Assembly by Natasha Brown: ‘To protect myself, I detach’

Cover image for Assembly by Natasha BrownNatasha Brown’s Assembly weighs in at a mere 112 pages – it would be even fewer if you stripped the white space from its fragmented narrative – but it’s an astonishingly powerful novel that leaves you a little breathless. Not an easy book to write about but I’ll do my best.
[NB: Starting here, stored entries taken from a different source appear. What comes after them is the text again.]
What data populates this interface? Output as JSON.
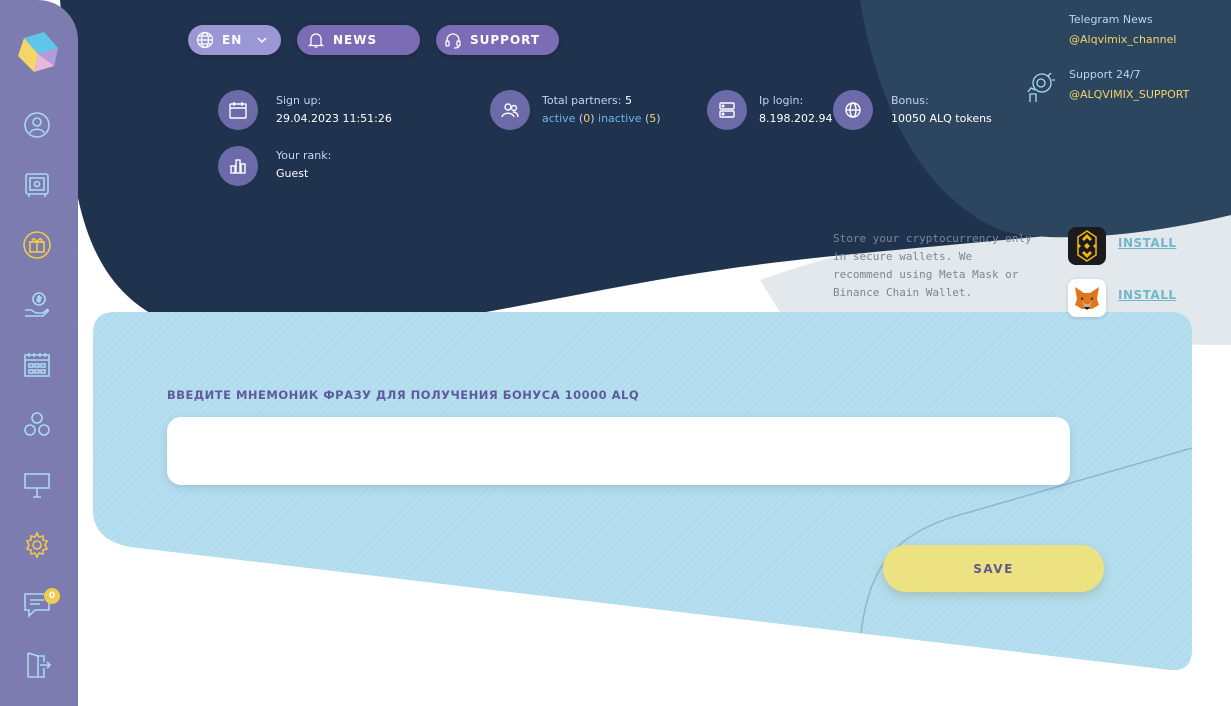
{
  "colors": {
    "sidebar": "#7d7cb1",
    "navy": "#20334e",
    "panel": "#b5deef",
    "accent_yellow": "#f1d46a",
    "save_button": "#ede282"
  },
  "sidebar": {
    "items": [
      {
        "icon": "user-icon"
      },
      {
        "icon": "safe-icon"
      },
      {
        "icon": "gift-icon"
      },
      {
        "icon": "dollar-hand-icon"
      },
      {
        "icon": "calendar-icon"
      },
      {
        "icon": "team-icon"
      },
      {
        "icon": "billboard-icon"
      },
      {
        "icon": "gear-icon"
      },
      {
        "icon": "chat-icon",
        "badge": "0"
      },
      {
        "icon": "logout-icon"
      }
    ]
  },
  "header": {
    "language": "EN",
    "news": "NEWS",
    "support": "SUPPORT"
  },
  "info": {
    "signup_label": "Sign up:",
    "signup_value": "29.04.2023 11:51:26",
    "rank_label": "Your rank:",
    "rank_value": "Guest",
    "partners_label": "Total partners:",
    "partners_total": "5",
    "active_label": "active",
    "active_count": "0",
    "inactive_label": "inactive",
    "inactive_count": "5",
    "ip_label": "Ip login:",
    "ip_value": "8.198.202.94",
    "bonus_label": "Bonus:",
    "bonus_value": "10050 ALQ tokens"
  },
  "contacts": {
    "telegram_title": "Telegram News",
    "telegram_link": "@Alqvimix_channel",
    "support_title": "Support 24/7",
    "support_link": "@ALQVIMIX_SUPPORT"
  },
  "wallets": {
    "note": "Store your cryptocurrency only in secure wallets. We recommend using Meta Mask or Binance Chain Wallet.",
    "binance_install": "INSTALL",
    "metamask_install": "INSTALL"
  },
  "form": {
    "label": "ВВЕДИТЕ МНЕМОНИК ФРАЗУ ДЛЯ ПОЛУЧЕНИЯ БОНУСА 10000 ALQ",
    "input_value": "",
    "save": "SAVE"
  }
}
My style, my mannerisms, my lightly affected City vernacular, all intrigued him. He could see the person I was constructing. And he sensed an opportunity  

Our unnamed black narrator has a successful career in finance. She’s the bank’s poster girl for diversity, sent out to address schoolgirls’ assemblies as a role model, then asked to make the coffee by her male colleagues, seemingly unaware of their infantilisation by their own ineptitude at working the espresso machine. She’s worked hard to attain her position, the weight of generations of expectation on her shoulders. This weekend, she’s due to visit her white boyfriend’s childhood home. She’s met his parents before, eager to parade their socially liberal credentials, but this is the first time she’s visited their country estate, invited to celebrate their fortieth wedding anniversary with family and friends. It marks a turning point, a moment at which she’s faced with continuing along the path that leads to assimilation, the accepted measure of success, or to reject all that the wealth and status of this family, bastion of the British establishment, stands for. Rarely explicitly mentioned but humming away in the background is post-referendum xenophobia and the fallout from the Windrush scandal.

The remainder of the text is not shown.